Ekonomik verilerde ve işsizlik görünümünde adeta yaprak dökümü desek yeri var. Ne yazık ki bu yılın ilk çeyreğinde Borsa İstanbul’da işlem gören şirketlerin 265’i zarar etti.
Bu durum beraberinde güçlü bir işsizlik dalgasına neden olur mu diye konuşulurken dün o istenmeyen açıklama geldi ve daralan satışlar ile teknolojik gelişmeler bahane edilerek binlerce çalışanın işine son verileceği açıklandı.
Başta beyaz eşya tarafı olmak üzere, imalat sektöründe önüne geçilemeyen ham madde fiyatlarındaki yükselme hem üretimi hem de işsizliği adeta tehdit etmekte. Vestel’in 2000 emekçiyi işten çıkaracağı haberi herkesi üzdü.

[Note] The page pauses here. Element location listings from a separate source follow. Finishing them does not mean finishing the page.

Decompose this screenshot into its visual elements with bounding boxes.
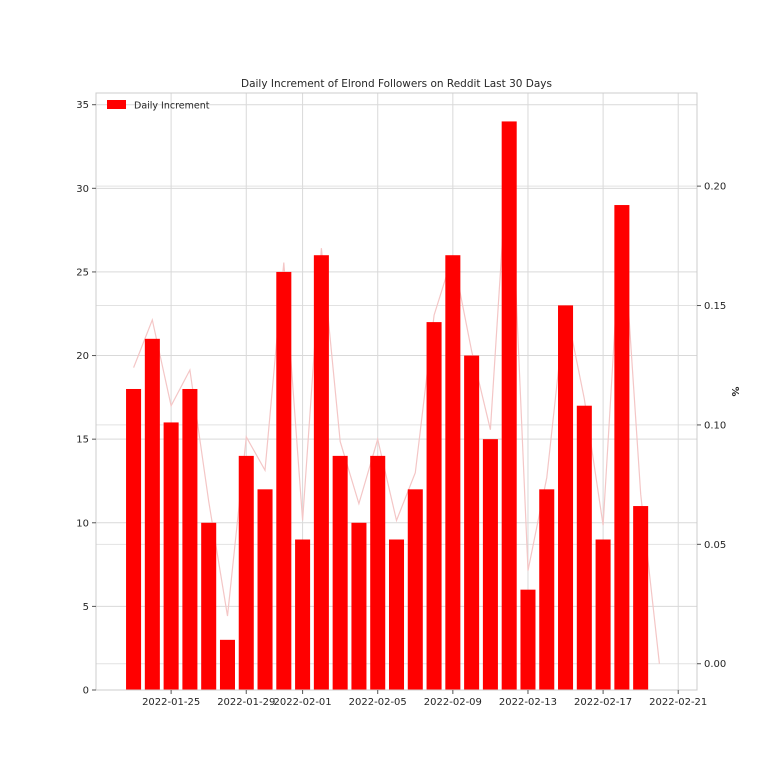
- y2-tick-label: 0.00: [704, 659, 726, 670]
- bar-2022-02-06: [388, 539, 405, 690]
- y-tick-label: 25: [76, 267, 89, 278]
- bar-2022-02-03: [332, 455, 348, 690]
- x-tick-label: 2022-02-09: [424, 697, 482, 708]
- bar-2022-02-02: [313, 255, 329, 690]
- bar-2022-02-19: [633, 506, 649, 690]
- bar-2022-02-07: [407, 489, 423, 690]
- bar-2022-02-14: [539, 489, 555, 690]
- y-tick-label: 10: [76, 518, 89, 529]
- y-tick-label: 35: [76, 100, 89, 111]
- x-tick-label: 2022-01-25: [142, 697, 200, 708]
- y-tick-label: 15: [76, 435, 89, 446]
- bar-2022-02-18: [614, 205, 630, 691]
- x-tick-label: 2022-02-13: [499, 697, 557, 708]
- bar-2022-02-12: [501, 121, 517, 691]
- y2-tick-label: 0.15: [704, 301, 726, 312]
- legend: Daily Increment: [107, 100, 210, 112]
- bar-2022-02-13: [520, 589, 536, 690]
- bar-2022-02-05: [370, 455, 386, 690]
- bar-2022-01-24: [144, 338, 160, 690]
- y2-axis-label: %: [729, 386, 740, 396]
- bar-2022-02-16: [576, 405, 592, 690]
- x-tick-label: 2022-01-29: [217, 697, 275, 708]
- bar-2022-02-11: [482, 439, 498, 690]
- y2-tick-label: 0.05: [704, 540, 726, 551]
- x-tick-label: 2022-02-17: [574, 697, 632, 708]
- chart-title: Daily Increment of Elrond Followers on R…: [241, 78, 552, 90]
- bar-2022-01-28: [219, 639, 235, 690]
- bar-2022-02-15: [558, 305, 574, 690]
- plot-frame: [95, 92, 698, 691]
- bar-2022-01-29: [238, 455, 254, 690]
- bar-2022-01-26: [182, 388, 198, 690]
- bar-2022-02-10: [464, 355, 480, 690]
- y2-axis-ticks: 0.00 0.05 0.10 0.15 0.20: [697, 182, 726, 670]
- y2-tick-label: 0.20: [704, 182, 726, 193]
- y-tick-label: 5: [83, 602, 89, 613]
- bar-2022-02-09: [445, 255, 461, 690]
- bar-2022-02-04: [351, 522, 367, 690]
- y-tick-label: 20: [76, 351, 89, 362]
- y2-tick-label: 0.10: [704, 420, 726, 431]
- bar-2022-02-01: [295, 539, 311, 690]
- bar-2022-01-23: [126, 388, 142, 690]
- y-tick-label: 30: [76, 184, 89, 195]
- legend-swatch-daily-increment: [107, 100, 126, 109]
- bar-2022-02-17: [595, 539, 611, 690]
- x-tick-label: 2022-02-05: [349, 697, 407, 708]
- bar-2022-01-27: [201, 522, 217, 690]
- bar-2022-02-08: [426, 322, 442, 690]
- x-tick-label: 2022-02-21: [649, 697, 707, 708]
- daily-increment-bars: [126, 121, 649, 691]
- bar-2022-01-25: [163, 422, 179, 690]
- x-tick-label: 2022-02-01: [274, 697, 332, 708]
- legend-label-daily-increment: Daily Increment: [134, 101, 210, 112]
- bar-2022-01-30: [257, 489, 273, 690]
- y-tick-label: 0: [83, 686, 89, 697]
- y-axis-ticks: 0 5 10 15 20 25 30 35: [76, 100, 96, 697]
- bar-2022-01-31: [276, 271, 292, 690]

Konkordato tarafında sıkı para politikasının getirdiği olumsuz sonuçların görece daha küçük firmalar üzerinde ne kadar büyük baskı ve risk yarattığını son iki yıldır hep birlikte takip etmekteyiz. Yüksek faizlerle oluşturulan finansal yeniden yapılandırmalar günün sonunda daha büyük borçların ödenmesine neden olmakta… Acil olarak ucuz para, fiyatı yükselmeyen hammadde ve gerçekten düşen enflasyon verileri hep birlikte yakalanmak zorunda.
Borcun borçla ödenmesi mümkün olmadığı gibi varlık satışları yolu ile elde edilen gelirlerden uzun soluklu üretimin desteklenmesi de mümkün değil. Bu doğrultuda tüm sektörlerde üretim bantlarının yeniden güçlü bir şekilde çalışması ve fiyat istikrarının sağlanması ile en azından mevcut istihdam sayılarının korunması önemli.

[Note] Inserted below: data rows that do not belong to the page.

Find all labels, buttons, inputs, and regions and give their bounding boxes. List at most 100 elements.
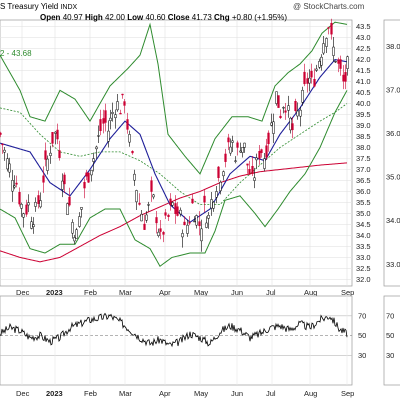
- candle-body: [181, 233, 184, 238]
- candle-body: [138, 202, 141, 205]
- candle-body: [193, 220, 196, 223]
- candle-body: [334, 61, 337, 63]
- price-tick-label: 33.5: [356, 242, 371, 251]
- price-series: [0, 21, 348, 267]
- candle-body: [198, 221, 201, 227]
- price-tick-label: 41.5: [356, 66, 371, 75]
- candle-body: [61, 180, 64, 190]
- candle-body: [346, 56, 349, 69]
- candle-body: [203, 195, 206, 203]
- candle-body: [248, 169, 251, 175]
- candle-body: [217, 166, 220, 178]
- price-tick-label: 32.0: [356, 275, 371, 284]
- month-tick-label-bottom: May: [194, 389, 208, 398]
- candle-body: [344, 72, 347, 82]
- candle-body: [251, 165, 254, 174]
- candle-body: [279, 115, 282, 118]
- candle-body: [267, 132, 270, 145]
- candle-body: [183, 221, 186, 226]
- candle-body: [219, 181, 222, 192]
- candle-body: [229, 146, 232, 154]
- candle-body: [260, 149, 263, 154]
- candle-body: [44, 150, 47, 160]
- right-edge-tick-label: 37.0: [386, 85, 400, 94]
- candle-body: [68, 196, 71, 206]
- candle-body: [291, 123, 294, 131]
- candle-body: [152, 194, 155, 198]
- candle-body: [263, 158, 266, 169]
- candle-body: [310, 70, 313, 78]
- candle-body: [39, 200, 42, 208]
- candle-body: [270, 122, 273, 126]
- low-value: 40.60: [145, 13, 166, 22]
- candle-body: [296, 110, 299, 117]
- month-tick-label: Mar: [119, 288, 132, 297]
- candle-body: [272, 121, 275, 134]
- ma-mid-dotted-line: [0, 103, 348, 206]
- month-tick-label: Jun: [231, 288, 243, 297]
- rsi-line: [0, 312, 348, 348]
- month-tick-label: Jul: [266, 288, 276, 297]
- candle-body: [167, 214, 170, 217]
- candle-body: [25, 204, 28, 215]
- candle-body: [325, 38, 328, 47]
- candle-body: [159, 228, 162, 232]
- candle-body: [308, 77, 311, 84]
- candle-body: [179, 209, 182, 215]
- candle-body: [114, 114, 117, 119]
- candle-body: [243, 142, 246, 148]
- candle-body: [80, 207, 83, 210]
- right-edge-tick-label: 34.0: [386, 216, 400, 225]
- month-tick-label-bottom: Sep: [341, 389, 354, 398]
- candle-body: [287, 105, 290, 111]
- rsi-tick-label: 50: [358, 331, 366, 340]
- watermark-text: @ StockCharts.com: [293, 2, 365, 11]
- candle-body: [337, 59, 340, 64]
- price-tick-label: 42.5: [356, 44, 371, 53]
- candle-body: [20, 204, 23, 209]
- candle-body: [75, 229, 78, 239]
- candle-body: [140, 213, 143, 222]
- candle-body: [119, 112, 122, 115]
- price-tick-label: 41.0: [356, 77, 371, 86]
- candle-body: [135, 190, 138, 203]
- candle-body: [32, 224, 35, 227]
- month-tick-label-bottom: Jul: [266, 389, 276, 398]
- candle-body: [83, 182, 86, 189]
- candle-body: [18, 192, 21, 205]
- candle-body: [11, 180, 14, 192]
- rsi-tick-label: 30: [358, 351, 366, 360]
- candle-body: [169, 198, 172, 206]
- candle-body: [46, 158, 49, 171]
- partial-legend: 2 - 43.68: [0, 49, 32, 58]
- chg-value: +0.80 (+1.95%): [231, 13, 287, 22]
- candle-body: [207, 215, 210, 219]
- candle-body: [188, 222, 191, 224]
- candle-body: [54, 131, 57, 134]
- right-edge-tick-label: 36.0: [386, 129, 400, 138]
- candle-body: [306, 78, 309, 84]
- price-candles: [0, 18, 349, 252]
- candle-body: [171, 202, 174, 206]
- watermark: @ StockCharts.com: [293, 2, 364, 11]
- candle-body: [162, 232, 165, 235]
- price-tick-label: 43.5: [356, 22, 371, 31]
- candle-body: [200, 228, 203, 242]
- candle-body: [143, 223, 146, 230]
- candle-body: [157, 231, 160, 236]
- candle-body: [42, 175, 45, 183]
- candle-body: [87, 172, 90, 183]
- candle-body: [66, 203, 69, 215]
- close-label: Close: [167, 13, 190, 22]
- candle-body: [231, 140, 234, 143]
- month-axis: Dec 2023 Feb Mar Apr May Jun Jul Aug Sep: [16, 288, 354, 297]
- candle-body: [85, 172, 88, 177]
- low-label: Low: [127, 13, 144, 22]
- candle-body: [147, 204, 150, 206]
- candle-body: [133, 173, 136, 181]
- month-tick-label-bottom: Jun: [231, 389, 243, 398]
- month-tick-label: Feb: [84, 288, 97, 297]
- candle-body: [27, 202, 30, 206]
- price-tick-label: 34.0: [356, 231, 371, 240]
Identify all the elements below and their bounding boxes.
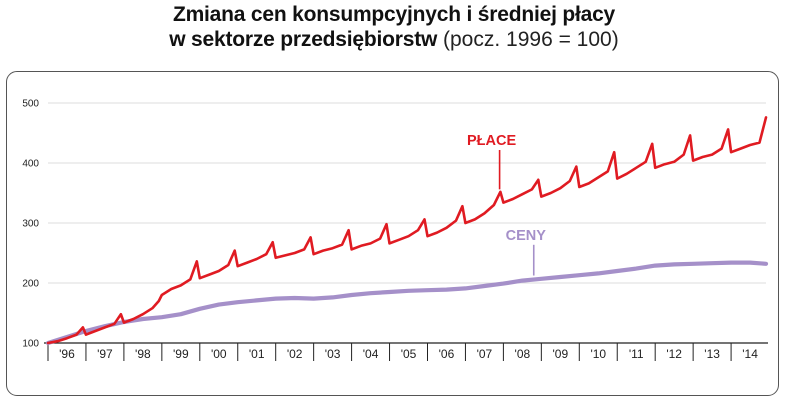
title-line-1: Zmiana cen konsumpcyjnych i średniej pła… xyxy=(172,3,616,26)
x-tick-label: '11 xyxy=(629,347,644,361)
x-tick-label: '99 xyxy=(173,347,189,361)
x-tick-label: '13 xyxy=(704,347,720,361)
title-line-2-bold: w sektorze przedsiębiorstw xyxy=(169,28,438,51)
x-tick-label: '03 xyxy=(325,347,341,361)
x-tick-label: '09 xyxy=(552,347,568,361)
y-tick-label: 300 xyxy=(22,219,39,230)
chart-panel: 100 200 300 400 500 '96 '97 '98 '99 '00 '01 '02 '03 '… xyxy=(6,71,779,396)
x-tick-label: '07 xyxy=(477,347,493,361)
x-tick-label: '05 xyxy=(401,347,417,361)
title-line-2-subtitle: (pocz. 1996 = 100) xyxy=(437,28,619,51)
x-tick-label: '01 xyxy=(249,347,265,361)
x-tick-label: '04 xyxy=(363,347,379,361)
x-tick-label: '02 xyxy=(287,347,303,361)
series-label-place: PŁACE xyxy=(467,133,516,149)
y-tick-label: 200 xyxy=(22,279,39,290)
x-tick-label: '10 xyxy=(590,347,606,361)
chart-title: Zmiana cen konsumpcyjnych i średniej pła… xyxy=(0,0,788,62)
x-tick-label: '14 xyxy=(742,347,758,361)
y-tick-label: 500 xyxy=(22,99,39,110)
series-line-place xyxy=(46,116,768,345)
y-tick-label: 100 xyxy=(22,339,39,350)
line-chart: 100 200 300 400 500 '96 '97 '98 '99 '00 '01 '02 '03 '… xyxy=(22,99,769,361)
x-tick-label: '06 xyxy=(439,347,455,361)
x-tick-label: '08 xyxy=(515,347,531,361)
x-tick-label: '98 xyxy=(135,347,151,361)
y-tick-label: 400 xyxy=(22,159,39,170)
x-tick-label: '00 xyxy=(211,347,227,361)
x-tick-label: '12 xyxy=(666,347,682,361)
x-tick-label: '96 xyxy=(59,347,75,361)
series-line-ceny xyxy=(45,260,769,346)
title-line-2: w sektorze przedsiębiorstw (pocz. 1996 =… xyxy=(0,28,788,52)
series-label-ceny: CENY xyxy=(506,228,547,244)
x-tick-label: '97 xyxy=(97,347,113,361)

Alınacak Önlemlerin Başında Hukuki Güvence Şart
Sıcak paraya olan ihtiyacın karşılanması, yabancı sermayenin yönünü tekrar ve güçlü bir şekilde ülkemize çevirmesi şart. Bu yönde yabancının ilgisini çekecek bir dizi hukuki önlem ve finansal piyasalarda güven uyandırıcı adımların büyük bir kararlılıkla atılmaması halinde yarın çok geç olabilir.